Charts and Analysis
'Break-even' occurs when the total profit a business is equal to the costs they make.
For example: if a business makes £50 in a day and they have to spend £50 to get supplies, then the next day they make £60 then this is break-even.
First, you need to draw a basic graph with an X and Y axis. On the X axis, you need write the output from the business and on the Y axis you need to write the costs and revenue (income).
Next, plot a horizontal fixed cost line, the fixed costs don't change with output. Then, plot a variable cost line. This is the total cost line. This is because the fixed cost added to the variable cost is the total cost. Fixed+Variable=Total.
To calculate the variable cost you multiply variable cost per unit times the number of units.
Break-even is when the business can finally start making more profit than cost. So, even if they have to spend £50 they have more money as profit.
This sounds complicated, but it really isn't. Break-even is when a business starts to make profit.
When McDonald's started their business, there would have been a time at the start when they had to use their own expenses and resources, like a bank loan, to buy what they needed for their business. As soon as they started making extra money that covered more than their expenses, this was the break-even point.
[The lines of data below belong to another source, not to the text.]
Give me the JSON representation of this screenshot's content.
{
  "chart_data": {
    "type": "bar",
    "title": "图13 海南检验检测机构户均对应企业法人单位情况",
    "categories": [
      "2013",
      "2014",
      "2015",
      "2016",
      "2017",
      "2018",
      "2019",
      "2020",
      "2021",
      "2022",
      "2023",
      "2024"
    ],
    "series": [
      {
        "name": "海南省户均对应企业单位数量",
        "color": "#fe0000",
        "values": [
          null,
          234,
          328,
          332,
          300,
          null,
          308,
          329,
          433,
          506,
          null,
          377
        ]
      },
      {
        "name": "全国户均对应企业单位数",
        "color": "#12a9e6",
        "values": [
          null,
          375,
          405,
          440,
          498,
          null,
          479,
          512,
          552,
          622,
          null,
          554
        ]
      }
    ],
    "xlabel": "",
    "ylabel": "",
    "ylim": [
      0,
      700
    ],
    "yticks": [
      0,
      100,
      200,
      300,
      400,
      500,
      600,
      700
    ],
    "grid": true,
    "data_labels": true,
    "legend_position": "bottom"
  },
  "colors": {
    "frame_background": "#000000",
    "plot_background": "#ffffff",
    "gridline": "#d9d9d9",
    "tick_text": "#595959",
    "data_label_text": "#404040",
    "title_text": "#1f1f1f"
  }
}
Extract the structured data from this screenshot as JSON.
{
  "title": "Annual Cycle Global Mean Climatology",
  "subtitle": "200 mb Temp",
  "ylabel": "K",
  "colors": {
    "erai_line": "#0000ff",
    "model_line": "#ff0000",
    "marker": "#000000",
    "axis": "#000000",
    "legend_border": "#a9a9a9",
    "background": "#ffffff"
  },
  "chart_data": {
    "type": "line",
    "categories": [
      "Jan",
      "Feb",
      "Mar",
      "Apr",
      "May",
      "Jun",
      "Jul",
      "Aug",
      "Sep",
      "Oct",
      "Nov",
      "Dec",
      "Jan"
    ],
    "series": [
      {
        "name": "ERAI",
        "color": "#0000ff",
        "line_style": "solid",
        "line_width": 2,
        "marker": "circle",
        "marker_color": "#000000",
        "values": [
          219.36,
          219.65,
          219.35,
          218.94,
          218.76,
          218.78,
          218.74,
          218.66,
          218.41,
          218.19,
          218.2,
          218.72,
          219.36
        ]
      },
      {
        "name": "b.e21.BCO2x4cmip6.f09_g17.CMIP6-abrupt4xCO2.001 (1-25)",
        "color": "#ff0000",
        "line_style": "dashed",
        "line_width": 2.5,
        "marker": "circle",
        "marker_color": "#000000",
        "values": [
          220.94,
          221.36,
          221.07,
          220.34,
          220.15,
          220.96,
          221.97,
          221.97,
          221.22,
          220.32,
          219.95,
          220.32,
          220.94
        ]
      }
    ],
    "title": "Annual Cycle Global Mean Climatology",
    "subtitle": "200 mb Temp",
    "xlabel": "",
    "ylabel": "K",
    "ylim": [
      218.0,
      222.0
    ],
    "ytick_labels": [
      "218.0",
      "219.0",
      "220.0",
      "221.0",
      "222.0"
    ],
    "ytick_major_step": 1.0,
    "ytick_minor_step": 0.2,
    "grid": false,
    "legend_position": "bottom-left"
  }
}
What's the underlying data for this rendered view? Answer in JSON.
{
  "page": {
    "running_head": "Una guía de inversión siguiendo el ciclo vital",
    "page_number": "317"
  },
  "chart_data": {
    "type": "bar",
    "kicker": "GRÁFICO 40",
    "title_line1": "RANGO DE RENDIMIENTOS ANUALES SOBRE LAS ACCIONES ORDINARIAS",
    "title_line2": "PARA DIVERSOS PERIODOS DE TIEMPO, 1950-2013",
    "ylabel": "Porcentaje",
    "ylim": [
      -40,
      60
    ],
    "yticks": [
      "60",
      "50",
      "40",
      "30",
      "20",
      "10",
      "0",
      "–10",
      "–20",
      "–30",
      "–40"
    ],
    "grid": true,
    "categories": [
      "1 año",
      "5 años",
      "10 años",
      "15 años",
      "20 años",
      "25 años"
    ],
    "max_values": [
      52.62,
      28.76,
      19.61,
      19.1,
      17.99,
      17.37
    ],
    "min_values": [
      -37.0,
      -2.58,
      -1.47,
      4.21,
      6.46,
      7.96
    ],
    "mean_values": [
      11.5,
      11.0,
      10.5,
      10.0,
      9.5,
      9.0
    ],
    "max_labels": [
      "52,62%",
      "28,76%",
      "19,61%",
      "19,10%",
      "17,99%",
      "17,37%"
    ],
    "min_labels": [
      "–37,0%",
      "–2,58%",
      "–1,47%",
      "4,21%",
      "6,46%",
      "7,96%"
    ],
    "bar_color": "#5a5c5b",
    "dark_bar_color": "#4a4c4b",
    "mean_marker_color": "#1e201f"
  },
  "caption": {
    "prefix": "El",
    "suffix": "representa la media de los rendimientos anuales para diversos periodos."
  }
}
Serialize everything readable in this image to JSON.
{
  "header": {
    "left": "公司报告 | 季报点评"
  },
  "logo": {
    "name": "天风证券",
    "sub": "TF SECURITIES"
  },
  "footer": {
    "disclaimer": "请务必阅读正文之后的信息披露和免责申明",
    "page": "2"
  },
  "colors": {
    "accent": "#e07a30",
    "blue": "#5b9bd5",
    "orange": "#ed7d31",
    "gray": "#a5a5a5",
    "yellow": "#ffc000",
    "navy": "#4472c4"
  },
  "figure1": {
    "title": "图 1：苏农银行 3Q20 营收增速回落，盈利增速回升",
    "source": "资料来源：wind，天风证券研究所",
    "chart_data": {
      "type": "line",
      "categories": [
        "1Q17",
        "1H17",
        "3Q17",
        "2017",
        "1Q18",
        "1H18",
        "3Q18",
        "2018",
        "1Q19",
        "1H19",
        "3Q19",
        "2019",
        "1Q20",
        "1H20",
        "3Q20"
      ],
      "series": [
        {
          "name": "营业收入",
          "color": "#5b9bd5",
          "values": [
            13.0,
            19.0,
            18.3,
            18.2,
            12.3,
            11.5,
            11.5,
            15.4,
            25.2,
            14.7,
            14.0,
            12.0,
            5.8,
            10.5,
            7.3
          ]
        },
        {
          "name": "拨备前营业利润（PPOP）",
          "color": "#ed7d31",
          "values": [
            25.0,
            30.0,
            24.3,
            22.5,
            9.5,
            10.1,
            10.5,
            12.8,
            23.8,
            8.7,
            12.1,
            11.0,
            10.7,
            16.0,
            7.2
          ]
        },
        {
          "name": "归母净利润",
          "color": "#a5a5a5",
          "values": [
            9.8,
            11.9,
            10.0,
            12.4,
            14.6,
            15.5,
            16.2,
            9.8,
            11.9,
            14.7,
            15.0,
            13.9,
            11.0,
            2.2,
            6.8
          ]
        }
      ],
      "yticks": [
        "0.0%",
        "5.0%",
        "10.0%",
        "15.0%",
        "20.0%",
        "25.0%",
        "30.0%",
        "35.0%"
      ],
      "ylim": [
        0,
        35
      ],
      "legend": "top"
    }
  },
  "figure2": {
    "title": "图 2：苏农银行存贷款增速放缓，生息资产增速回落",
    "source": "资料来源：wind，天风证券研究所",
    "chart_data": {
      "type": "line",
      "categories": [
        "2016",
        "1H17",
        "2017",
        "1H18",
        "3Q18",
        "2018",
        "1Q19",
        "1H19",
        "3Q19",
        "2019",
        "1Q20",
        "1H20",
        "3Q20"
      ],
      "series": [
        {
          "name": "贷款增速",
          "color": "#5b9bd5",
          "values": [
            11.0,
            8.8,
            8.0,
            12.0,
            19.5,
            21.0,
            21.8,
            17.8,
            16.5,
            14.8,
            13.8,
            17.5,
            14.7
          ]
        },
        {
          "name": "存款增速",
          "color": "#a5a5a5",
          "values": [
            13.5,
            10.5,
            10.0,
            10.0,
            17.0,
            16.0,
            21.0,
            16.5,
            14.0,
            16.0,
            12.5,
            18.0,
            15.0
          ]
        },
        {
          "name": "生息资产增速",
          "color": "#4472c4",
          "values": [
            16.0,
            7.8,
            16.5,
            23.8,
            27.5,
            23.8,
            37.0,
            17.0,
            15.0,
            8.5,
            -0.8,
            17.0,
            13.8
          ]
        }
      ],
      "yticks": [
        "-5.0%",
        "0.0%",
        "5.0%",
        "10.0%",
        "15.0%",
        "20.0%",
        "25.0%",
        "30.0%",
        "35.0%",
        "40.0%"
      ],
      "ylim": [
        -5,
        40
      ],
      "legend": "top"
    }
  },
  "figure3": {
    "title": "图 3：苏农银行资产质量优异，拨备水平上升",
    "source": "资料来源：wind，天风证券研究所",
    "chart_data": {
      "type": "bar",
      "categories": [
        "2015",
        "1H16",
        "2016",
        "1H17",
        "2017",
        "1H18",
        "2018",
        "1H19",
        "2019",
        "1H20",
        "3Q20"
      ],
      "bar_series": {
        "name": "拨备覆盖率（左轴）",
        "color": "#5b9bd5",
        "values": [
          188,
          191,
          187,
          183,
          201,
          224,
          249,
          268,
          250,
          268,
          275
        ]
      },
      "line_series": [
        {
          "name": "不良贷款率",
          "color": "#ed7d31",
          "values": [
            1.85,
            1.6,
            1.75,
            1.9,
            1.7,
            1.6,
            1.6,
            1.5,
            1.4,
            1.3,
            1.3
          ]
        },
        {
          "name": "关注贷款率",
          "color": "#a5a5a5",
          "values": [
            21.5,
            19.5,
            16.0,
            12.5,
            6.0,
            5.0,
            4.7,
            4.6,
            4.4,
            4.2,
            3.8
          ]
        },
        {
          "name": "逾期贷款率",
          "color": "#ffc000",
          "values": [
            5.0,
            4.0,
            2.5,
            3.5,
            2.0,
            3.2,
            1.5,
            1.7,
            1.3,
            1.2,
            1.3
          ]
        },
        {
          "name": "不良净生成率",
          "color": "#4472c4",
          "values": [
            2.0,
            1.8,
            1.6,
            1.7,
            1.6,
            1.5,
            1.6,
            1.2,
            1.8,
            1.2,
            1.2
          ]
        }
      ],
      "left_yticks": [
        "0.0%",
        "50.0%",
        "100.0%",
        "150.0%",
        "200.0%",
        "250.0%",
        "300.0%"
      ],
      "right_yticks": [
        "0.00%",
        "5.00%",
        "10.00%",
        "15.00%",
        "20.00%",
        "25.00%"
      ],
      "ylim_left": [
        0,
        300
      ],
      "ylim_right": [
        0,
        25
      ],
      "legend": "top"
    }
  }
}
- If a business does not reach this point, then they are spending their own money and not making any more, this risks the business becoming bankrupt.
- When a business reaches the break-even point they may need to think about expanding and choosing how to best spend their profit to make their business even better.
- When a business reaches the break-even point then they start making more money and making a profit.
- Making more money in a business may also mean hiring more staff to cover the increase in customers, or buying more goods to sell to the increasing amount of customers.